Allo stesso tempo, con quell’incitazione a non smettere di lottare, mi parve che parlasse di me, di noi, di chiunque sentisse o avesse mai sentito nella vita la spinta e il bisogno di rivoluzionare l’esistente. Che ci regalasse un ultimo invito a continuare “in ciò che era giusto”, come lasciò detto un’altra grande figura, Alex Langer; fosse pure a combattere contro i mulini a vento, come Marco ha spesso fatto.
Questo è allora il messaggio che mi pare, davvero, ci abbia lasciato. Perché lui, il leone indomabile, sta continuando anche adesso, anche domani, la sua e le nostre battaglie.
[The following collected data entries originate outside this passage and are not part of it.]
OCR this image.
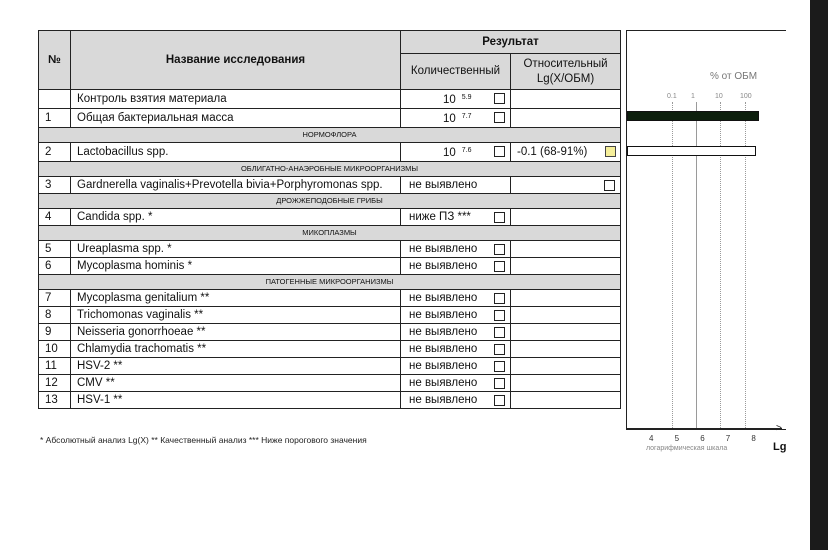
№	Название исследования	Результат	
		Количественный	Относительный
Lg(X/ОБМ)
	Контроль взятия материала	10 $^{5.9}$

1	Общая бактериальная масса	10 $^{7.7}$

НОРМОФЛОРА			
2	Lactobacillus spp.	10 $^{7.6}$	-0.1 (68-91%)

ОБЛИГАТНО-АНАЭРОБНЫЕ МИКРООРГАНИЗМЫ			
3	Gardnerella vaginalis+Prevotella bivia+Porphyromonas spp.	не выявлено	

ДРОЖЖЕПОДОБНЫЕ ГРИБЫ			
4	Candida spp. *	ниже ПЗ ***

МИКОПЛАЗМЫ			
5	Ureaplasma spp. *	не выявлено

6	Mycoplasma hominis *	не выявлено

ПАТОГЕННЫЕ МИКРООРГАНИЗМЫ			
7	Mycoplasma genitalium **	не выявлено

8	Trichomonas vaginalis **	не выявлено

9	Neisseria gonorrhoeae **	не выявлено

10	Chlamydia trachomatis **	не выявлено

11	HSV-2 **	не выявлено

12	CMV **	не выявлено

13	HSV-1 **	не выявлено

% от ОБМ
4	5	6	7	8
0.1 1	10 100
>
логарифмическая шкала	Lg
* Абсолютный анализ Lg(X) ** Качественный анализ *** Ниже порогового значения
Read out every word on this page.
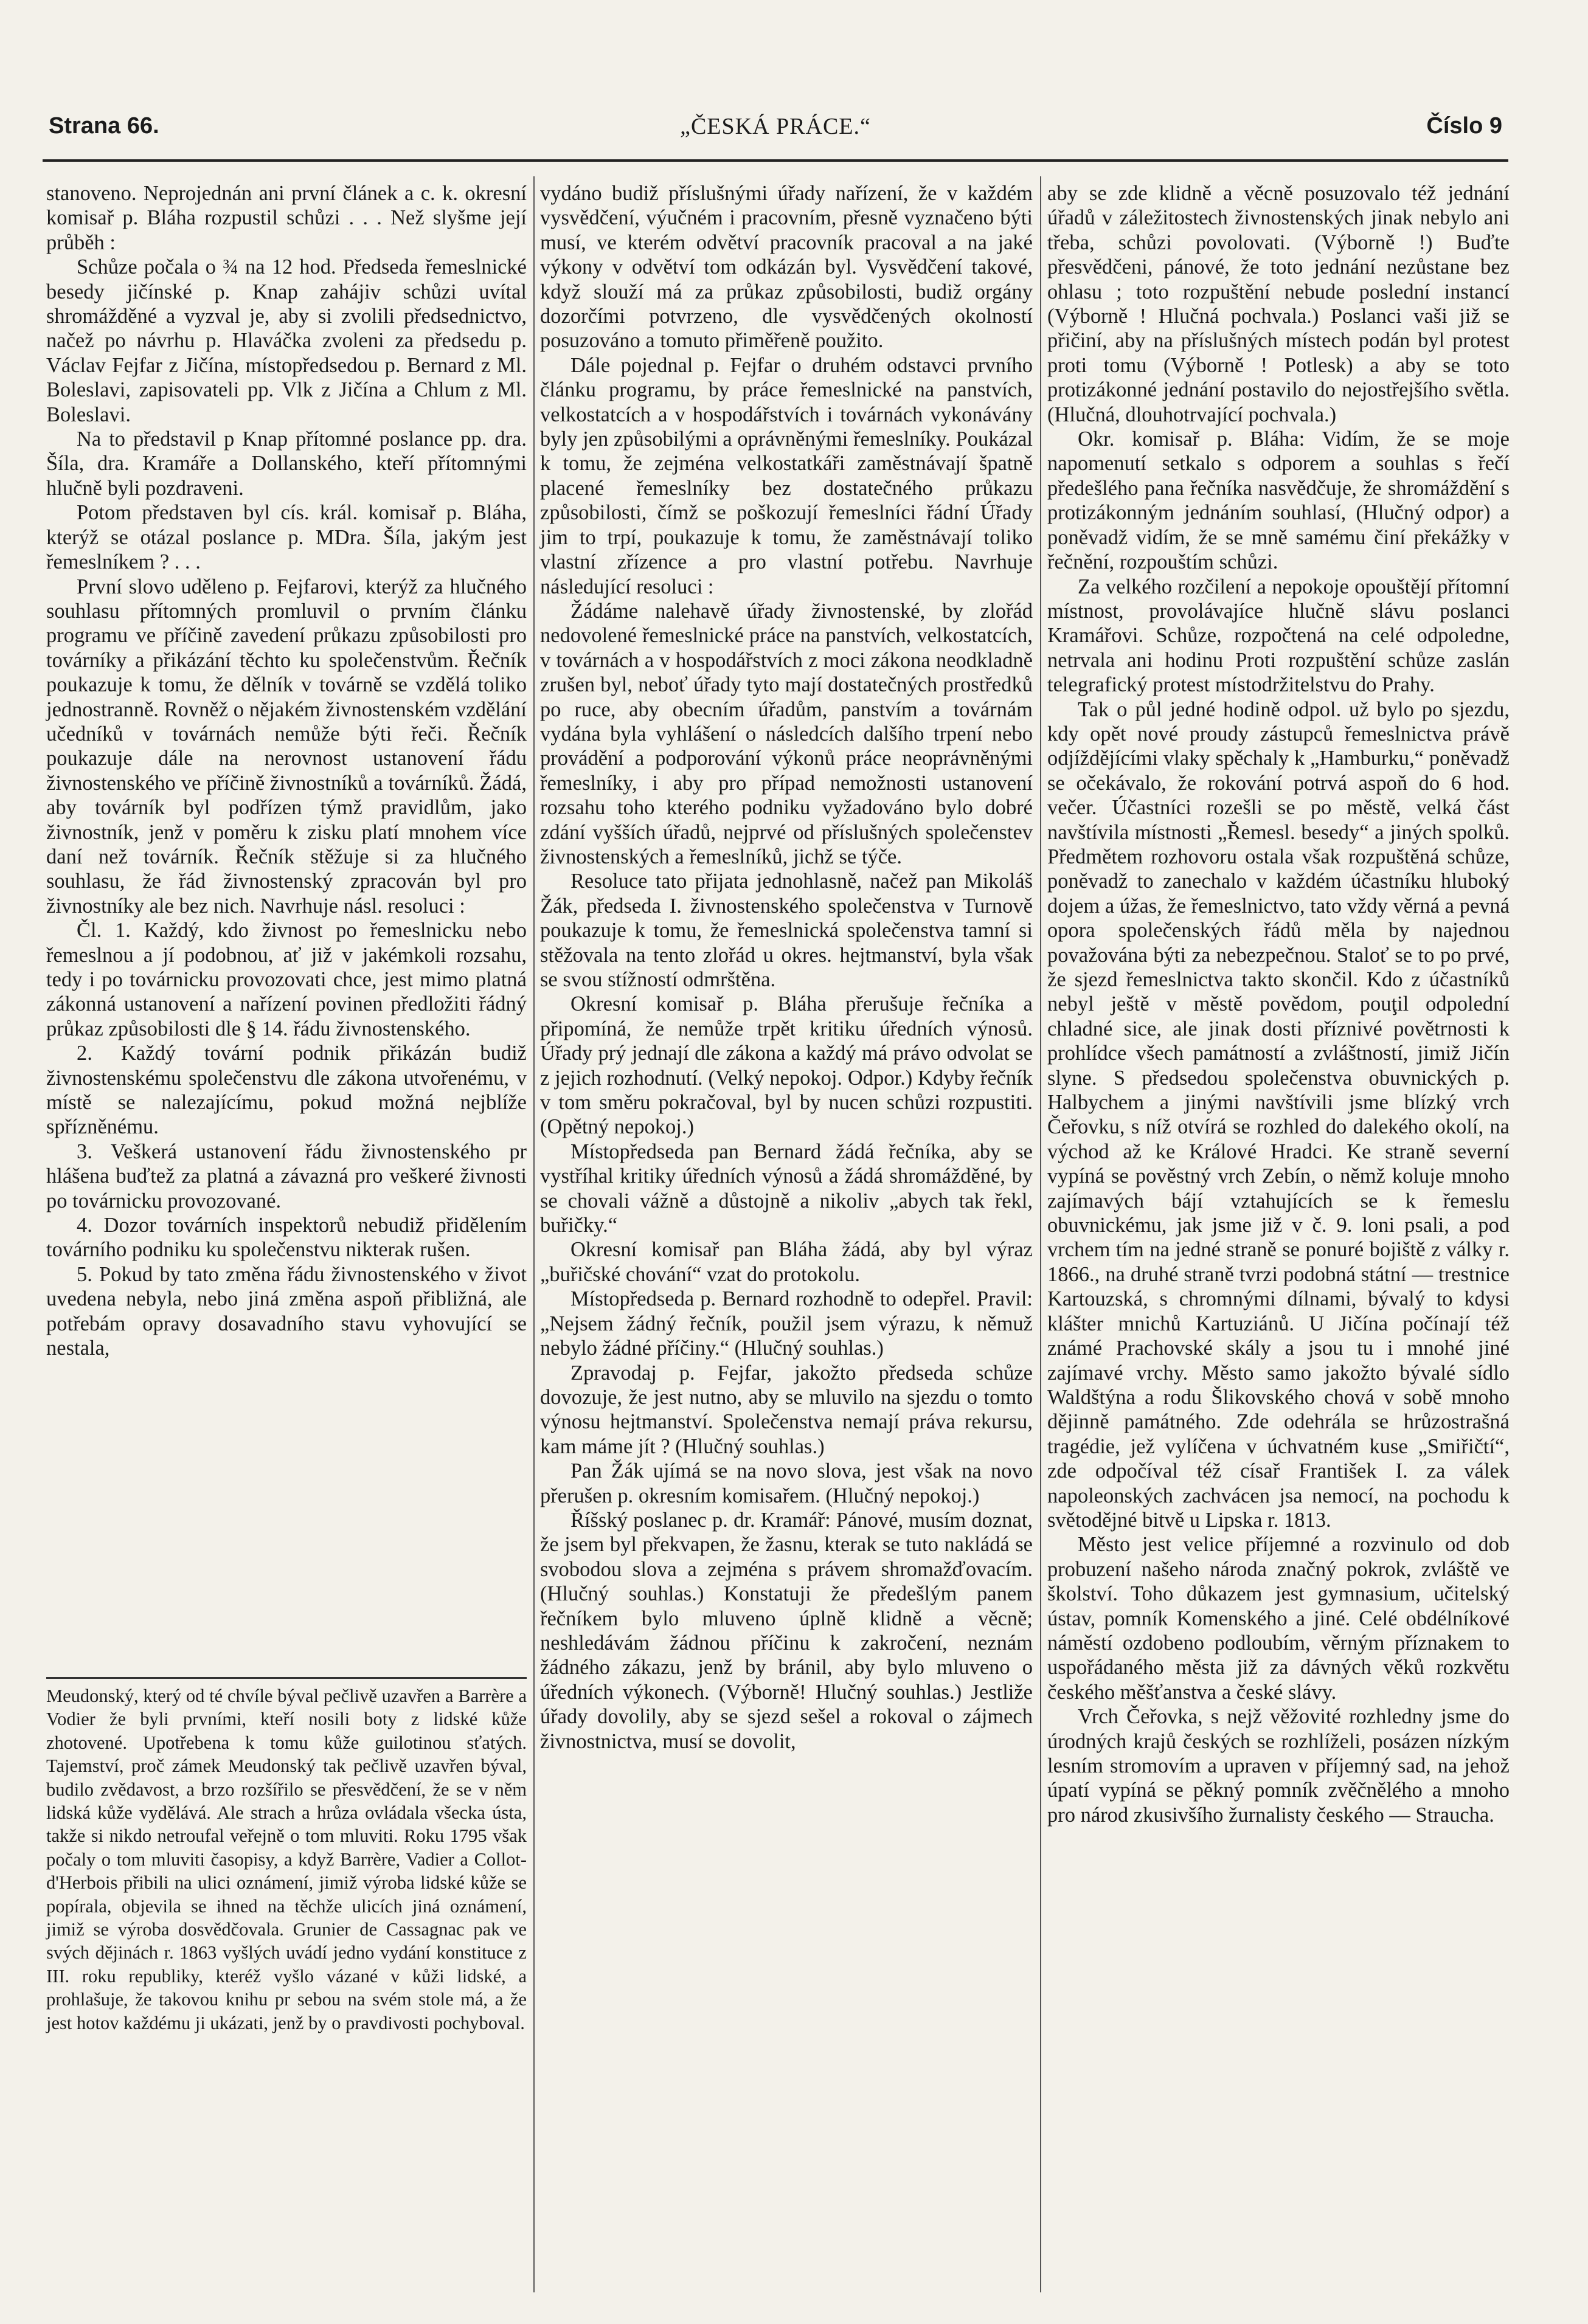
Strana 66.	„ČESKÁ PRÁCE.“	Číslo 9

stanoveno. Neprojednán ani první článek a c. k. okresní komisař p. Bláha rozpustil schůzi . . . Než slyšme její průběh :

Schůze počala o ¾ na 12 hod. Předseda řemeslnické besedy jičínské p. Knap zahájiv schůzi uvítal shromážděné a vyzval je, aby si zvolili předsednictvo, načež po návrhu p. Hlaváčka zvoleni za předsedu p. Václav Fejfar z Jičína, místopředsedou p. Bernard z Ml. Boleslavi, zapisovateli pp. Vlk z Jičína a Chlum z Ml. Boleslavi.

Na to představil p Knap přítomné poslance pp. dra. Šíla, dra. Kramáře a Dollanského, kteří přítomnými hlučně byli pozdraveni.

Potom představen byl cís. král. komisař p. Bláha, kterýž se otázal poslance p. MDra. Šíla, jakým jest řemeslníkem ? . . .

První slovo uděleno p. Fejfarovi, kterýž za hlučného souhlasu přítomných promluvil o prvním článku programu ve příčině zavedení průkazu způsobilosti pro továrníky a přikázání těchto ku společenstvům. Řečník poukazuje k tomu, že dělník v továrně se vzdělá toliko jednostranně. Rovněž o nějakém živnostenském vzdělání učedníků v továrnách nemůže býti řeči. Řečník poukazuje dále na nerovnost ustanovení řádu živnostenského ve příčině živnostníků a továrníků. Žádá, aby továrník byl podřízen týmž pravidlům, jako živnostník, jenž v poměru k zisku platí mnohem více daní než továrník. Řečník stěžuje si za hlučného souhlasu, že řád živnostenský zpracován byl pro živnostníky ale bez nich. Navrhuje násl. resoluci :

Čl. 1. Každý, kdo živnost po řemeslnicku nebo řemeslnou a jí podobnou, ať již v jakémkoli rozsahu, tedy i po továrnicku provozovati chce, jest mimo platná zákonná ustanovení a nařízení povinen předložiti řádný průkaz způsobilosti dle § 14. řádu živnostenského.

2. Každý tovární podnik přikázán budiž živnostenskému společenstvu dle zákona utvořenému, v místě se nalezajícímu, pokud možná nejblíže spřízněnému.

3. Veškerá ustanovení řádu živnostenského pr hlášena buďtež za platná a závazná pro veškeré živnosti po továrnicku provozované.

4. Dozor továrních inspektorů nebudiž přidělením továrního podniku ku společenstvu nikterak rušen.

5. Pokud by tato změna řádu živnostenského v život uvedena nebyla, nebo jiná změna aspoň přibližná, ale potřebám opravy dosavadního stavu vyhovující se nestala,

Meudonský, který od té chvíle býval pečlivě uzavřen a Barrère a Vodier že byli prvními, kteří nosili boty z lidské kůže zhotovené. Upotřebena k tomu kůže guilotinou sťatých. Tajemství, proč zámek Meudonský tak pečlivě uzavřen býval, budilo zvědavost, a brzo rozšířilo se přesvědčení, že se v něm lidská kůže vydělává. Ale strach a hrůza ovládala všecka ústa, takže si nikdo netroufal veřejně o tom mluviti. Roku 1795 však počaly o tom mluviti časopisy, a když Barrère, Vadier a Collot-d'Herbois přibili na ulici oznámení, jimiž výroba lidské kůže se popírala, objevila se ihned na těchže ulicích jiná oznámení, jimiž se výroba dosvědčovala. Grunier de Cassagnac pak ve svých dějinách r. 1863 vyšlých uvádí jedno vydání konstituce z III. roku republiky, kteréž vyšlo vázané v kůži lidské, a prohlašuje, že takovou knihu pr sebou na svém stole má, a že jest hotov každému ji ukázati, jenž by o pravdivosti pochyboval.

vydáno budiž příslušnými úřady nařízení, že v každém vysvědčení, výučném i pracovním, přesně vyznačeno býti musí, ve kterém odvětví pracovník pracoval a na jaké výkony v odvětví tom odkázán byl. Vysvědčení takové, když slouží má za průkaz způsobilosti, budiž orgány dozorčími potvrzeno, dle vysvědčených okolností posuzováno a tomuto přiměřeně použito.

Dále pojednal p. Fejfar o druhém odstavci prvního článku programu, by práce řemeslnické na panstvích, velkostatcích a v hospodářstvích i továrnách vykonávány byly jen způsobilými a oprávněnými řemeslníky. Poukázal k tomu, že zejména velkostatkáři zaměstnávají špatně placené řemeslníky bez dostatečného průkazu způsobilosti, čímž se poškozují řemeslníci řádní Úřady jim to trpí, poukazuje k tomu, že zaměstnávají toliko vlastní zřízence a pro vlastní potřebu. Navrhuje následující resoluci :

Žádáme nalehavě úřady živnostenské, by zlořád nedovolené řemeslnické práce na panstvích, velkostatcích, v továrnách a v hospodářstvích z moci zákona neodkladně zrušen byl, neboť úřady tyto mají dostatečných prostředků po ruce, aby obecním úřadům, panstvím a továrnám vydána byla vyhlášení o následcích dalšího trpení nebo provádění a podporování výkonů práce neoprávněnými řemeslníky, i aby pro případ nemožnosti ustanovení rozsahu toho kterého podniku vyžadováno bylo dobré zdání vyšších úřadů, nejprvé od příslušných společenstev živnostenských a řemeslníků, jichž se týče.

Resoluce tato přijata jednohlasně, načež pan Mikoláš Žák, předseda I. živnostenského společenstva v Turnově poukazuje k tomu, že řemeslnická společenstva tamní si stěžovala na tento zlořád u okres. hejtmanství, byla však se svou stížností odmrštěna.

Okresní komisař p. Bláha přerušuje řečníka a připomíná, že nemůže trpět kritiku úředních výnosů. Úřady prý jednají dle zákona a každý má právo odvolat se z jejich rozhodnutí. (Velký nepokoj. Odpor.) Kdyby řečník v tom směru pokračoval, byl by nucen schůzi rozpustiti. (Opětný nepokoj.)

Místopředseda pan Bernard žádá řečníka, aby se vystříhal kritiky úředních výnosů a žádá shromážděné, by se chovali vážně a důstojně a nikoliv „abych tak řekl, buřičky.“

Okresní komisař pan Bláha žádá, aby byl výraz „buřičské chování“ vzat do protokolu.

Místopředseda p. Bernard rozhodně to odepřel. Pravil: „Nejsem žádný řečník, použil jsem výrazu, k němuž nebylo žádné příčiny.“ (Hlučný souhlas.)

Zpravodaj p. Fejfar, jakožto předseda schůze dovozuje, že jest nutno, aby se mluvilo na sjezdu o tomto výnosu hejtmanství. Společenstva nemají práva rekursu, kam máme jít ? (Hlučný souhlas.)

Pan Žák ujímá se na novo slova, jest však na novo přerušen p. okresním komisařem. (Hlučný nepokoj.)

Říšský poslanec p. dr. Kramář: Pánové, musím doznat, že jsem byl překvapen, že žasnu, kterak se tuto nakládá se svobodou slova a zejména s právem shromažďovacím. (Hlučný souhlas.) Konstatuji že předešlým panem řečníkem bylo mluveno úplně klidně a věcně; neshledávám žádnou příčinu k zakročení, neznám žádného zákazu, jenž by bránil, aby bylo mluveno o úředních výkonech. (Výborně! Hlučný souhlas.) Jestliže úřady dovolily, aby se sjezd sešel a rokoval o zájmech živnostnictva, musí se dovolit,

aby se zde klidně a věcně posuzovalo též jednání úřadů v záležitostech živnostenských jinak nebylo ani třeba, schůzi povolovati. (Výborně !) Buďte přesvědčeni, pánové, že toto jednání nezůstane bez ohlasu ; toto rozpuštění nebude poslední instancí (Výborně ! Hlučná pochvala.) Poslanci vaši již se přičiní, aby na příslušných místech podán byl protest proti tomu (Výborně ! Potlesk) a aby se toto protizákonné jednání postavilo do nejostřejšího světla. (Hlučná, dlouhotrvající pochvala.)

Okr. komisař p. Bláha: Vidím, že se moje napomenutí setkalo s odporem a souhlas s řečí předešlého pana řečníka nasvědčuje, že shromáždění s protizákonným jednáním souhlasí, (Hlučný odpor) a poněvadž vidím, že se mně samému činí překážky v řečnění, rozpouštím schůzi.

Za velkého rozčilení a nepokoje opouštějí přítomní místnost, provolávajíce hlučně slávu poslanci Kramářovi. Schůze, rozpočtená na celé odpoledne, netrvala ani hodinu Proti rozpuštění schůze zaslán telegrafický protest místodržitelstvu do Prahy.

Tak o půl jedné hodině odpol. už bylo po sjezdu, kdy opět nové proudy zástupců řemeslnictva právě odjíždějícími vlaky spěchaly k „Hamburku,“ poněvadž se očekávalo, že rokování potrvá aspoň do 6 hod. večer. Účastníci rozešli se po městě, velká část navštívila místnosti „Řemesl. besedy“ a jiných spolků. Předmětem rozhovoru ostala však rozpuštěná schůze, poněvadž to zanechalo v každém účastníku hluboký dojem a úžas, že řemeslnictvo, tato vždy věrná a pevná opora společenských řádů měla by najednou považována býti za nebezpečnou. Staloť se to po prvé, že sjezd řemeslnictva takto skončil. Kdo z účastníků nebyl ještě v městě povědom, pouţil odpolední chladné sice, ale jinak dosti příznivé povětrnosti k prohlídce všech památností a zvláštností, jimiž Jičín slyne. S předsedou společenstva obuvnických p. Halbychem a jinými navštívili jsme blízký vrch Čeřovku, s níž otvírá se rozhled do dalekého okolí, na východ až ke Králové Hradci. Ke straně severní vypíná se pověstný vrch Zebín, o němž koluje mnoho zajímavých bájí vztahujících se k řemeslu obuvnickému, jak jsme již v č. 9. loni psali, a pod vrchem tím na jedné straně se ponuré bojiště z války r. 1866., na druhé straně tvrzi podobná státní — trestnice Kartouzská, s chromnými dílnami, bývalý to kdysi klášter mnichů Kartuziánů. U Jičína počínají též známé Prachovské skály a jsou tu i mnohé jiné zajímavé vrchy. Město samo jakožto bývalé sídlo Waldštýna a rodu Šlikovského chová v sobě mnoho dějinně památného. Zde odehrála se hrůzostrašná tragédie, jež vylíčena v úchvatném kuse „Smiřičtí“, zde odpočíval též císař František I. za válek napoleonských zachvácen jsa nemocí, na pochodu k světodějné bitvě u Lipska r. 1813.

Město jest velice příjemné a rozvinulo od dob probuzení našeho národa značný pokrok, zvláště ve školství. Toho důkazem jest gymnasium, učitelský ústav, pomník Komenského a jiné. Celé obdélníkové náměstí ozdobeno podloubím, věrným příznakem to uspořádaného města již za dávných věků rozkvětu českého měšťanstva a české slávy.

Vrch Čeřovka, s nejž věžovité rozhledny jsme do úrodných krajů českých se rozhlíželi, posázen nízkým lesním stromovím a upraven v příjemný sad, na jehož úpatí vypíná se pěkný pomník zvěčnělého a mnoho pro národ zkusivšího žurnalisty českého — Strauchа.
Non possiamo lasciarlo solo, come lui non ha mai lasciati soli noi, specie quando eravamo nel pozzo nero delle carceri speciali, senza poter immaginare alcun futuro, ma avendo una certezza, che non andò mai tradita, neppure una volta. Ovvero che lui, con i Radicali, era al nostro fianco nelle battaglie più difficili, solitarie e contrastate, come quelle contro le leggi dell’emergenza e contro la tortura del “carcere duro”. Che lui e i suoi più stretti non si limitavano a combattere battaglie ideali e politiche, ma offrivano vera vicinanza; che, senza fallo, per decenni lui e i suoi sarebbero venuti a trovarci in carcere ogni Natale e ogni Ferragosto, a praticare da laici precetti evangelici.
Lì, in quel pozzo nero, oltre trent’anni fa, ho conosciuto Marco e le persone migliori che ho avuto la ventura di incontrare nella vita e che mi hanno regalato un’amicizia per me imperitura, come anche Franco Corleone e pochi altri. E non c’è nessuna distanza politica su singoli aspetti, come ad esempio il liberismo in economia o certe posizioni in campo internazionale, che possa togliere un solo grammo dell’affetto, della stima e della riconoscenza che provo per Marco Pannella.
Continuiamo a combattere, Marco. Anche grazie a te.